= 2014 French consular elections =

In May 2014, French consular elections were held to allow French citizens residing abroad to elect their delegates and consular advisors for the first time. These elections were conducted online from 14 May to 20 May, followed by in-person voting on 24 and 25 May. A total of 68 delegates and 443 consular advisors were elected.

These elections were the outcome of the law passed on July 22, 2013, which reformed the representation of French citizens living abroad. This law followed the election of some advisors since 1982 to the Assembly of French Citizens Abroad. These bodies also included appointed members as "qualified personalities" and ex officio members.

== Consular advisors and delegates ==
Consular advisors serve on consular councils at each embassy and consular post.

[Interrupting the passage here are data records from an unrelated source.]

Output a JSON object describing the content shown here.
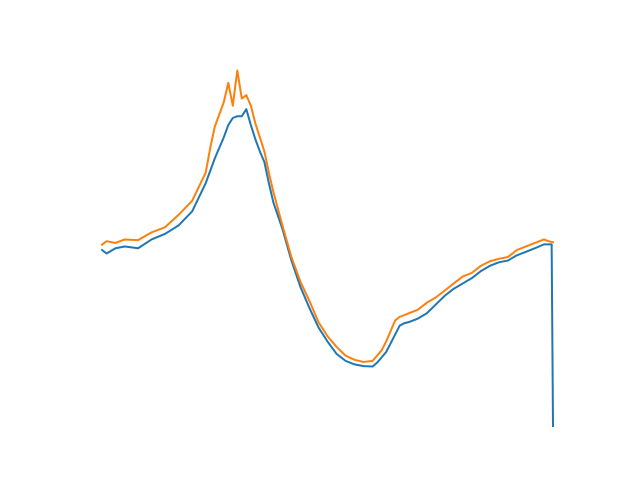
{
  "chart_data": {
    "type": "line",
    "axes_visible": false,
    "grid": false,
    "xlim": [
      0,
      100
    ],
    "ylim": [
      0,
      100
    ],
    "series": [
      {
        "color": "#1f77b4",
        "x": [
          0,
          1,
          3,
          5,
          8,
          11,
          14,
          17,
          20,
          23,
          25,
          27,
          28,
          29,
          30,
          31,
          32,
          33,
          34,
          35,
          36,
          37,
          38,
          40,
          42,
          44,
          46,
          48,
          50,
          52,
          54,
          56,
          58,
          60,
          61,
          62,
          63,
          64,
          65,
          66,
          67,
          68,
          70,
          72,
          74,
          76,
          78,
          80,
          82,
          84,
          86,
          88,
          90,
          92,
          94,
          96,
          98,
          99,
          99.7,
          100
        ],
        "y": [
          50,
          49,
          50.5,
          51,
          50.5,
          53,
          54.6,
          57,
          61,
          69,
          76,
          82,
          85.5,
          87.5,
          88,
          88,
          90,
          85.5,
          81.5,
          78,
          75,
          69,
          63.5,
          56,
          47,
          39.5,
          33.5,
          28,
          24,
          20.5,
          18.5,
          17.5,
          17,
          16.9,
          18,
          19.5,
          21,
          23.5,
          26,
          28.5,
          29.2,
          29.5,
          30.5,
          32,
          34.5,
          37,
          39,
          40.5,
          42,
          44,
          45.5,
          46.5,
          47,
          48.5,
          49.5,
          50.5,
          51.6,
          51.6,
          51.6,
          0
        ]
      },
      {
        "color": "#ff7f0e",
        "x": [
          0,
          1,
          3,
          5,
          8,
          11,
          14,
          17,
          20,
          23,
          24,
          25,
          26,
          27,
          28,
          29,
          30,
          31,
          32,
          33,
          34,
          35,
          36,
          37,
          38,
          40,
          42,
          44,
          46,
          48,
          50,
          52,
          54,
          56,
          58,
          60,
          61,
          62,
          63,
          64,
          65,
          66,
          67,
          68,
          70,
          72,
          74,
          76,
          78,
          80,
          82,
          84,
          86,
          88,
          90,
          92,
          94,
          96,
          98,
          99,
          100
        ],
        "y": [
          51.5,
          52.5,
          52,
          53,
          52.8,
          55,
          56.5,
          60,
          64,
          72,
          79,
          85,
          88.5,
          92,
          97.5,
          91,
          101,
          93,
          94,
          91,
          86,
          82,
          78,
          72,
          66.5,
          57,
          48,
          41,
          35.5,
          29.5,
          25.5,
          22.5,
          20,
          18.8,
          18.2,
          18.5,
          20,
          21.5,
          24,
          27,
          30,
          31,
          31.5,
          32,
          33,
          35,
          36.5,
          38.5,
          40.5,
          42.5,
          43.5,
          45.5,
          46.8,
          47.5,
          48,
          50,
          51,
          52,
          53,
          52.5,
          52.2
        ]
      }
    ]
  }
}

They can offer opinions on matters concerning French citizens living abroad. Consular delegates, elected simultaneously with the advisors, help balance population disparities between districts. Together with consular advisors, senators, and deputies representing French citizens abroad, they form the electoral college responsible for electing senators representing French citizens abroad.

Additionally, consular advisors elect 90 of their members to sit in the Assembly of French Citizens Abroad.

== Electoral system ==
The 443 consular advisors are elected by direct universal suffrage in each consular district, with the number of advisors per district ranging from 1 to 9 based on the number of registered French citizens in the district. They are elected for a six-year term.